Sunday, January 15, 2012

A is for Acceptance

Today was a big day for me, that is why I chose to wait for my blog from Friday to today.  Today was the day I took the leap from being a "Friend" of a place I have been frequenting to a "Member".  I had discovered a Unitarian Universalist Fellowship near me about 4 years ago.  This was about a year or so into my Pagan and Goddess readings and I was still struggling to find a place that I could belong and agree with many of their principles.  I found this group from some random searchings I was doing online about Pagans.  I had found the website for the Covenant of Unitarian Universalist Pagans, otherwise known as CUUPS.  That lead me to the fellowship I found in my area. 

I have a hard time calling it a "church", so we'll stick with fellowship.  How nice it was to walk in and feel accepted for who you are, not what you chose to believe or hold as your spiritual practice.  How refreshing it was to read the 7 principles and think, where have you been, UUs, my whole life?  A place where they want you to find and search for your own path, wherever that may lead, as long as you respect others?  It was certainly kismet that I found this place at this time in my spiritual path.
Unitarian Universalist Principles
  1. The inherent worth and dignity of every person
  2. Justice, equity and compassion in human relations
  3. Acceptance of one another and encouragement to spiritual growth in our congregations
  4. A free and responsible search for truth and meaning
  5. The right of conscience and the use of the democratic process within our congregations and in society at large
  6. The goal of world community with peace, liberty, and justice for all
  7. Respect for the interdependent web of all existence of which we are a part.
From the time I was in and started meeting people in the CUUPS group I was accepted and treated with dignity and respect.  Unfortunately the group was apparently in the process of failing, but I kept going and maintained friendship with many of the Pagans I had met in that group as well as others of a earth centered spirituality I was finding.  To talk to people intelligently about differences of belief, ideas, and wisdoms and not be in a huge debacle because I didn't believe Jesus was my savior, wow!  I felt at home, accepted.

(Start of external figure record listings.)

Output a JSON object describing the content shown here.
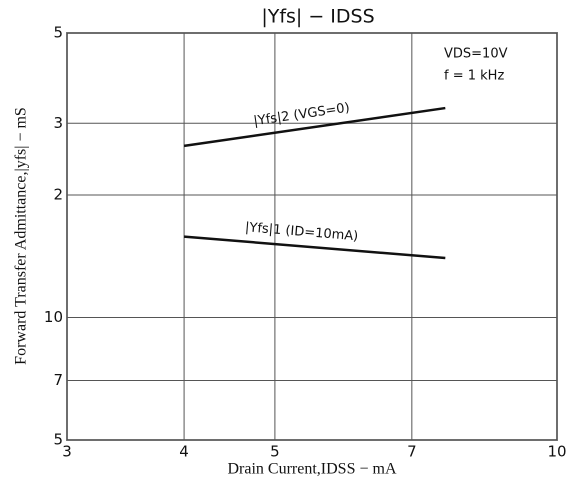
{
  "chart_data": {
    "type": "line",
    "title": "|Yfs| − IDSS",
    "x_label": "Drain Current,IDSS − mA",
    "y_label": "Forward Transfer Admittance,|yfs| − mS",
    "annotations": [
      "VDS=10V",
      "f = 1 kHz"
    ],
    "xlog": true,
    "ylog": true,
    "grid": true,
    "xlim": [
      3,
      10
    ],
    "ylim": [
      5,
      50
    ],
    "xticks": [
      3,
      4,
      5,
      7,
      10
    ],
    "yticks": [
      5,
      7,
      10,
      {
        "value": 20,
        "label": "2"
      },
      {
        "value": 30,
        "label": "3"
      },
      {
        "value": 50,
        "label": "5"
      }
    ],
    "series": [
      {
        "name": "|Yfs|2 (VGS=0)",
        "color": "#111111",
        "x": [
          4,
          7.6
        ],
        "values": [
          26.4,
          32.7
        ]
      },
      {
        "name": "|Yfs|1 (ID=10mA)",
        "color": "#111111",
        "x": [
          4,
          7.6
        ],
        "values": [
          15.8,
          14.0
        ]
      }
    ]
  }
}
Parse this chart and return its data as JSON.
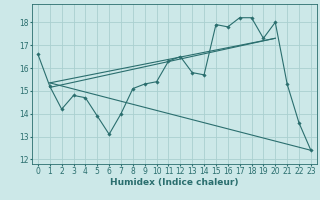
{
  "title": "",
  "xlabel": "Humidex (Indice chaleur)",
  "bg_color": "#cce8e8",
  "line_color": "#2a6e6e",
  "grid_color": "#aad0d0",
  "xlim": [
    -0.5,
    23.5
  ],
  "ylim": [
    11.8,
    18.8
  ],
  "yticks": [
    12,
    13,
    14,
    15,
    16,
    17,
    18
  ],
  "xticks": [
    0,
    1,
    2,
    3,
    4,
    5,
    6,
    7,
    8,
    9,
    10,
    11,
    12,
    13,
    14,
    15,
    16,
    17,
    18,
    19,
    20,
    21,
    22,
    23
  ],
  "main_line": {
    "x": [
      0,
      1,
      2,
      3,
      4,
      5,
      6,
      7,
      8,
      9,
      10,
      11,
      12,
      13,
      14,
      15,
      16,
      17,
      18,
      19,
      20,
      21,
      22,
      23
    ],
    "y": [
      16.6,
      15.2,
      14.2,
      14.8,
      14.7,
      13.9,
      13.1,
      14.0,
      15.1,
      15.3,
      15.4,
      16.3,
      16.5,
      15.8,
      15.7,
      17.9,
      17.8,
      18.2,
      18.2,
      17.3,
      18.0,
      15.3,
      13.6,
      12.4
    ]
  },
  "reg_line1": {
    "x": [
      1,
      20
    ],
    "y": [
      15.35,
      17.3
    ]
  },
  "reg_line2": {
    "x": [
      1,
      20
    ],
    "y": [
      15.15,
      17.3
    ]
  },
  "reg_line3": {
    "x": [
      1,
      23
    ],
    "y": [
      15.35,
      12.4
    ]
  },
  "tick_fontsize": 5.5,
  "xlabel_fontsize": 6.5
}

Acceptance there led me to another group I found via a friend and the website  I have found that Pagans can be one of the most accepting groups, they accept your flaws, your ticks (my OCD at times....), your talents, your knowledge, and take you for you.  Many of the Pagans I have met have not asked much of me but an ear, maybe some help organizing something, but never to compromise myself.  I find it comforting that in our diverse set of backgrounds that make up the umbrella of groups labeled Pagan, I have never felt unaccepted.

And that acceptance led to my leap today, my leap to commit to a group larger than myself, my local UU Fellowship, that I will share with them my talents, wisdoms, and self to better our community, including my Pagan community, as a whole.